Standard Text Metrics
An alternative approach is to resort to well-established text-quality metrics, of which there are plenty. These metrics are backed up by years of research and, importantly, are deterministic for a given input text. In fact, designing metrics to capture desired textual properties has been the subject of ongoing research. In light of recent LLM developments, they might become handy. For example, in recent blog posts, we have introduced several such metrics (for example, GRUEN, BLEU, and ROUGE).
Clearly, enabling those metrics is less intuitive than asking GPT to score your text’s redundancy. Being able to talk to GPT using plain, conversational language is appealing. Nevertheless, those metrics provide a reliable alternative that guarantees to measure the desired property and do so deterministically, which is a crucial element of running valid statistical procedures — especially when important decisions are being based on the outcomes of those procedures.
Final Thoughts
Asking LLMs to score input text with respect to a variety of properties (for example, redundancy) has become common, so it’s crucial to ask whether LLMs are reliable for this task. Just like any other measuring tool, scale, or metric, an LLM must meet specific criteria for its results to be considered valid. One fundamental property we expect is consistency. In simple terms, consistency means that if we measure the same thing several times, the resulting spread of results should be small.
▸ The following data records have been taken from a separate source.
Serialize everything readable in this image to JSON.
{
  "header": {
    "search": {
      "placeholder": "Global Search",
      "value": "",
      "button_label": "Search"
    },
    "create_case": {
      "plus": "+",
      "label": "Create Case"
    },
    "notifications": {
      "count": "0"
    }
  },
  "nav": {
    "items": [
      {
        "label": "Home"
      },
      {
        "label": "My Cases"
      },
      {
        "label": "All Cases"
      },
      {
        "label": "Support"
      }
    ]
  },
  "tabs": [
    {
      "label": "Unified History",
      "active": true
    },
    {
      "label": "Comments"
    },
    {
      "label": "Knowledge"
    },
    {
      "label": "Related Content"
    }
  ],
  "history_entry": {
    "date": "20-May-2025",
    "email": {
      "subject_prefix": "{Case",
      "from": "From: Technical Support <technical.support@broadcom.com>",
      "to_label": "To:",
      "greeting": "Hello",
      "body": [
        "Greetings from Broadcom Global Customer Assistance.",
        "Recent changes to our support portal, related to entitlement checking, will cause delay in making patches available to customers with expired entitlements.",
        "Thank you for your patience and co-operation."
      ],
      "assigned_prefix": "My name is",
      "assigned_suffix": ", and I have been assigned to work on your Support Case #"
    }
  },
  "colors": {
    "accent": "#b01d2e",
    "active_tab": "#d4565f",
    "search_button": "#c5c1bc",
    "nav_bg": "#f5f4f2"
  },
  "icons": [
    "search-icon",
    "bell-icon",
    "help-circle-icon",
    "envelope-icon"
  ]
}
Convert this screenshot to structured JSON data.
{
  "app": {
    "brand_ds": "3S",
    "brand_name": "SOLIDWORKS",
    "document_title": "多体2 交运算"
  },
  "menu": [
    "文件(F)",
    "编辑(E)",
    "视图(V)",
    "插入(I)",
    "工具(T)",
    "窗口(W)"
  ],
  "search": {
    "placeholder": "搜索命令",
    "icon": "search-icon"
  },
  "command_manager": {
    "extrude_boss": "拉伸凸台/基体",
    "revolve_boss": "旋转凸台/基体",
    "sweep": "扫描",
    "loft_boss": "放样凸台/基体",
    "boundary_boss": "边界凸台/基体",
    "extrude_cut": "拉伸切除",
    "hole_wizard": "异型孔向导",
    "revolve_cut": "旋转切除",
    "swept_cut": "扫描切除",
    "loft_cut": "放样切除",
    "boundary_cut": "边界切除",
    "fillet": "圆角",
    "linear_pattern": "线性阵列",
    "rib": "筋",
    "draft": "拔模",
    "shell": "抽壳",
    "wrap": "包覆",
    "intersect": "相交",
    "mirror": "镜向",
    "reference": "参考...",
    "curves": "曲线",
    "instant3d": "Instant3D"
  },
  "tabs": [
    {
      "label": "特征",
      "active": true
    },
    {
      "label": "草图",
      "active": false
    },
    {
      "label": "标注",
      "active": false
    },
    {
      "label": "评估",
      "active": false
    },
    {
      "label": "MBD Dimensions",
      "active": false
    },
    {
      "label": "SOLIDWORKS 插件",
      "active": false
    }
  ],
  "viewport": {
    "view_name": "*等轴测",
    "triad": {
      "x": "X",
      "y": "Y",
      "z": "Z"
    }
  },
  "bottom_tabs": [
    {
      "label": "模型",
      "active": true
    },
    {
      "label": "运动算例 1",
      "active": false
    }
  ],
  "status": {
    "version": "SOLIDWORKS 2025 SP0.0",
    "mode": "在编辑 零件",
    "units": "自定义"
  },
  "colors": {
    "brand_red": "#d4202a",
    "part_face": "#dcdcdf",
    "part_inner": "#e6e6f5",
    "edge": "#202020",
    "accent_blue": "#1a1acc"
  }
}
We tested the measuring ability of GPT-3.5 and GPT-4 using text summaries. Specifically, we asked GPT to score the text’s redundancy on a scale of 0 to 100. Unfortunately, as shown in many examples, the distribution of the resulting score spans the entire range and has high variance. We therefore conclude that LLMs are not reliable as a measuring tool.
While they are outside the scope of this post, we pinpointed two ways to bypass the problem. The first consists of adjusting existing statistical tests. We illustrated this idea using the popular t-test, where repeated measures allow us to account for the “within-text” variation component.
A second approach to addressing the problem of inconsistency is to use some well-defined and established metrics. These metrics have the advantage of being deterministic given the input text, and therefore could be used in a straightforward manner. Not less important is the fact that they rely on years of research, where different metrics were designed to capture different properties. Those metrics’ theoretical properties are well studied, and their performance has been tested.
While there are caveats in using GPT for scoring, it’s worth mentioning that using GPT for binary classification (for example, assessing whether a given output text has or does not have a certain property) can provide satisfactory results. We will discuss this further in future posts.